Postcard from Guanajuato, Mexico: Templo de la Compania de Jesus

The florid details of the Churrigueresque façade of the church of La Compania de Jesus in Guanajuato are striking. The church was constructed between the years of 1747 and 1765.

But, as always, the details inside the church are equally as interesting. A rectangle of red velvet hung on the wall next to an image of Saint Lucy to encourage petitioners appealing for better eyesight to pin their silver milagros of eyes there. But, regarding proximity as more potent, several fortified their prayers by taping their charms directly on her image.

One day El Nino Medico almost was submerged completely in a sea of boys’ toys, but he was liberated from them the next week.

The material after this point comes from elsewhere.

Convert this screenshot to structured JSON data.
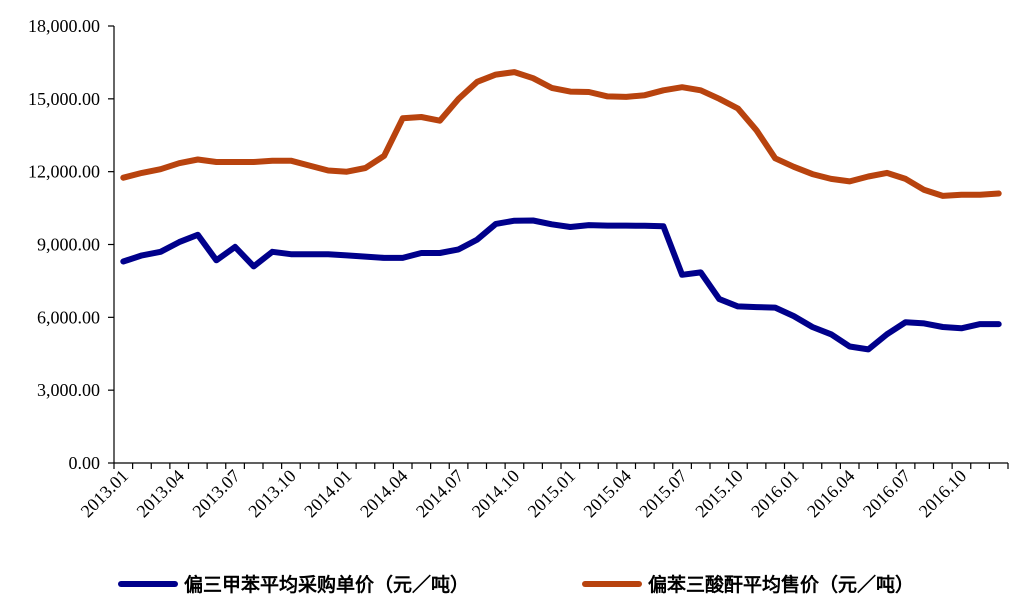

Only a few photos, milagros and a lone baby shoe remained by his feet. A new crop of toys probably has arrived in his case by now.

Holding El Nino securely in one arm, the Virgin Mary somehow uses her other to hoist up some lad. She rescues him from the fierce-looking jaws of a black, toadlike version of the devil, surely by some artist from another time period than whoever sculpted the original statues in the ornate Baroque niche.

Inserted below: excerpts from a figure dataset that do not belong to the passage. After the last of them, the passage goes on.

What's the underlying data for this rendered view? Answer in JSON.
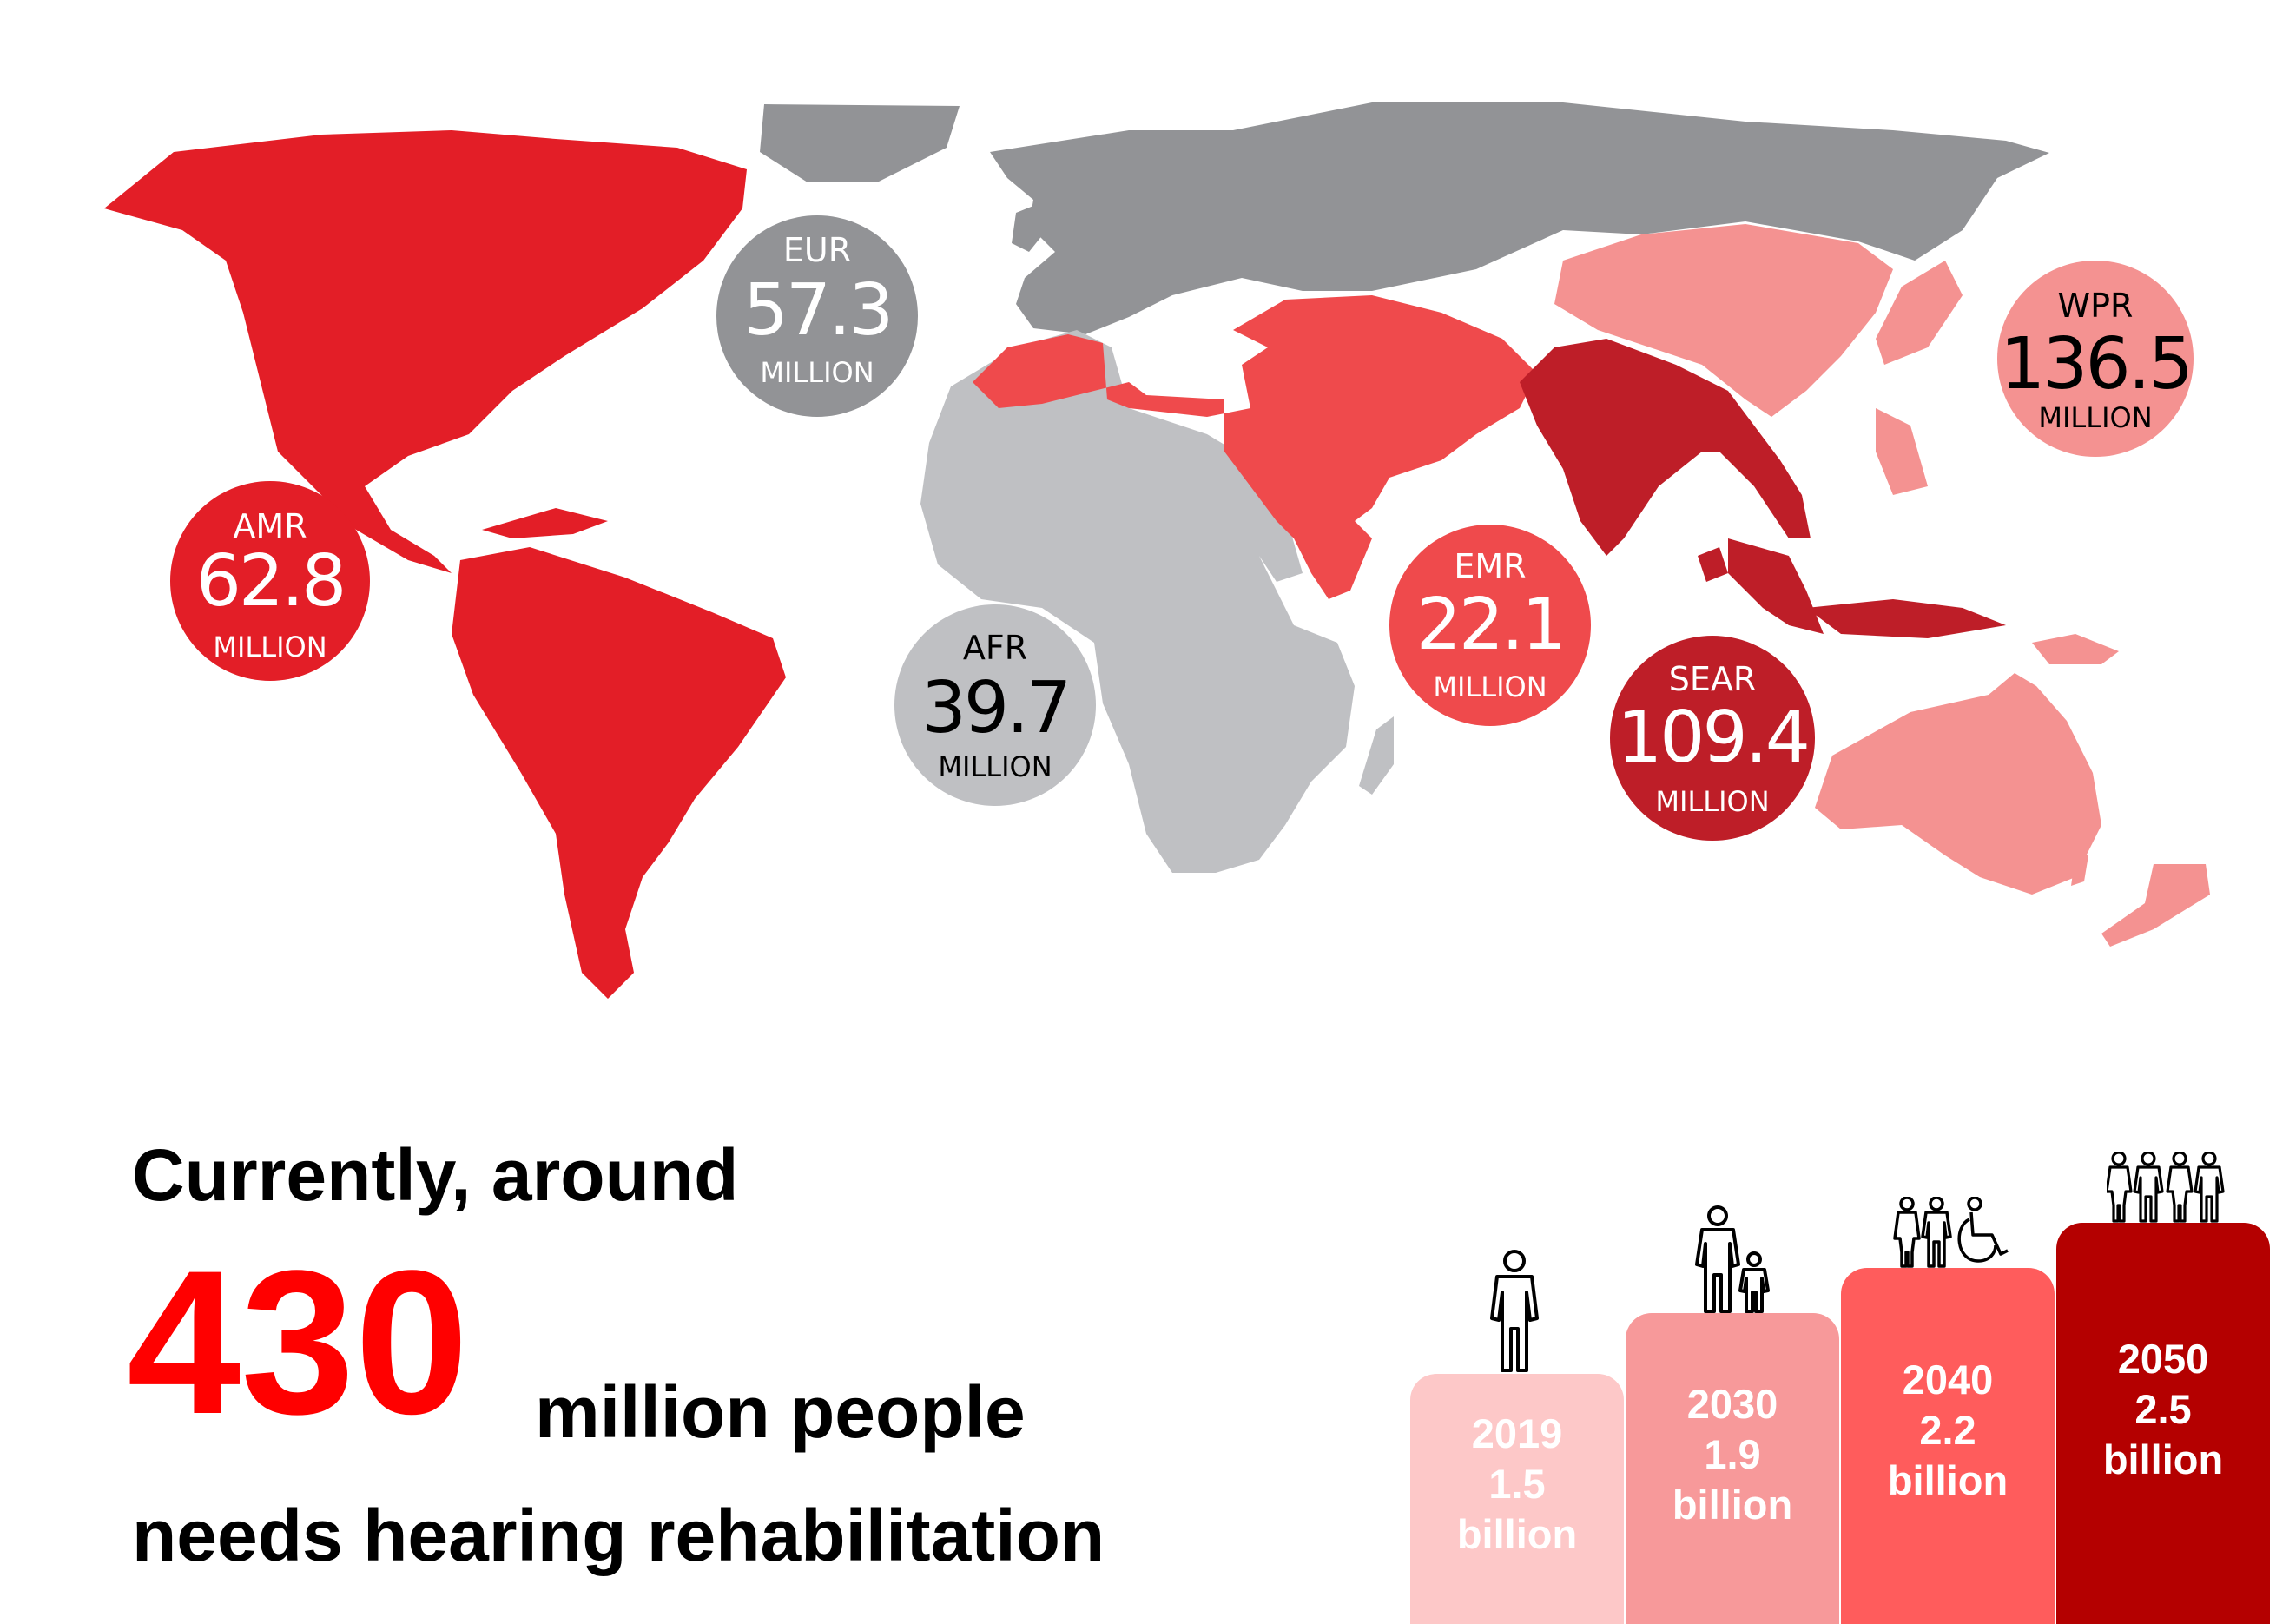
{
  "colors": {
    "eur": "#929396",
    "afr": "#bfc0c3",
    "amr": "#e31e27",
    "emr": "#ef4a4c",
    "sear": "#be1e28",
    "wpr": "#f49291",
    "text_red": "#ff0000"
  },
  "regions": [
    {
      "code": "AMR",
      "value": "62.8",
      "unit": "MILLION"
    },
    {
      "code": "EUR",
      "value": "57.3",
      "unit": "MILLION"
    },
    {
      "code": "AFR",
      "value": "39.7",
      "unit": "MILLION"
    },
    {
      "code": "EMR",
      "value": "22.1",
      "unit": "MILLION"
    },
    {
      "code": "SEAR",
      "value": "109.4",
      "unit": "MILLION"
    },
    {
      "code": "WPR",
      "value": "136.5",
      "unit": "MILLION"
    }
  ],
  "headline": {
    "line1": "Currently, around",
    "number": "430",
    "line2": "million people",
    "line3": "needs hearing rehabilitation"
  },
  "chart_data": {
    "type": "bar",
    "categories": [
      "2019",
      "2030",
      "2040",
      "2050"
    ],
    "values": [
      1.5,
      1.9,
      2.2,
      2.5
    ],
    "value_labels": [
      "1.5",
      "1.9",
      "2.2",
      "2.5"
    ],
    "unit_label": "billion",
    "colors": [
      "#fdc8c8",
      "#f7999a",
      "#ff5c5c",
      "#b40000"
    ],
    "icons": [
      "person-icon",
      "adult-child-icon",
      "two-people-wheelchair-icon",
      "four-people-icon"
    ]
  }
}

A few-peso fee grants admittance to the sacristy containing a small collection of paintings. But the appeal for me was not just the art. The docent pulled aside a heavy floor-to-ceiling drape to reveal the true treasures – first-class reliquaries containing major bones of several saints.

 

Ah, and the bloody feet pictured on the poster for a pilgrimage taking place tomorrow. Those feet represent those of Jose Sanchez del Rio, who will be canonized a saint in Rome tomorrow. Born in Sahuayo, Michoacán, in 1913, the teen left home to serve as the flag bearer for the Cristeros, who were rebelling against the enforcement of rigid anticlerical laws in 1926 by President Plutarco Elias Calles. Foreign Catholic priests were expelled from Mexico, and monasteries, convents and Catholic schools were closed.

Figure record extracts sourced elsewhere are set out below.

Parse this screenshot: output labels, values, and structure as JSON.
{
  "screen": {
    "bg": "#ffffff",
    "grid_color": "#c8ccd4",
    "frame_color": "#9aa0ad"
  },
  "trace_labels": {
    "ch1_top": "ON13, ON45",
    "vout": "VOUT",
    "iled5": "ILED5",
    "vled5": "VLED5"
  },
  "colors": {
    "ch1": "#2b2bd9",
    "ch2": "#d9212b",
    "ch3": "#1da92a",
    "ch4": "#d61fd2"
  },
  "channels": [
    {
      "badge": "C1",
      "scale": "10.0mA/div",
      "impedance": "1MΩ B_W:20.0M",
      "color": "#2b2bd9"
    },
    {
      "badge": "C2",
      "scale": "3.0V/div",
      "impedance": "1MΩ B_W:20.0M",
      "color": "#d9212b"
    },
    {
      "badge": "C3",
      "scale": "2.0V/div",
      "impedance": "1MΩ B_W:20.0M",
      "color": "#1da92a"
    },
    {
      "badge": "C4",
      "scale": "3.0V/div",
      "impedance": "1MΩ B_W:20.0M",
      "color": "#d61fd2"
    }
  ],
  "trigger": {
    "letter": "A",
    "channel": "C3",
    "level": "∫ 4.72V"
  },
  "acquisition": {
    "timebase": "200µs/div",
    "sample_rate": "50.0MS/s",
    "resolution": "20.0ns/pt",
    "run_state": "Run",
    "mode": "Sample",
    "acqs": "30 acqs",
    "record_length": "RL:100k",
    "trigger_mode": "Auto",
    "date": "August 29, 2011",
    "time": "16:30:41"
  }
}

Violence escalated, and the armed Cristeros, primarily rural peasants with no military training, even managed to inflict several defeats on federal forces. When Blessed Jose was captured, he refused to recant his faith. He was imprisoned in the seized parish church, and his jailers attempted to extract a ransom from his family for his release.

In addition to captured Cristeros, a government official was using the church to house his prized fighting cocks. According to the website of Ive Minor Seminary:

When Jose arrived he saw the roosters running around the church and was indignant, and said, “This is not a barnyard!” He took them all by the neck and killed them, hanging them from a banister. According to some, Picasso (the name of the government official) had imported some of those very fine birds all the way from Canada, and this was the last straw; he was so indignant that he commanded that they execute the boy by firing squad.

The soldiers carried out their own gruesome ritual prior to the execution. As he was marched to the firing squad:

…they began to strike him with the machetes they carried. Even worse, they chopped off the soles of Jose’s feet, and they forced him to walk along the rocky unpaved road to the cemetery. Instead of complaining, he shouted, “Long live Christ the King!” Witnesses said that the stones where Jose had trodden were all soaked in his blood, and although he moaned from the pain, he never weakened in his resolve.

Blessed Jose obtained his martyrdom on February 10, 1928.

The roster of Mexican saints now numbers about three dozen. No doubt, a few of the faithful will make the pilgrimage tomorrow barefoot in honor of the canonization of the new saint.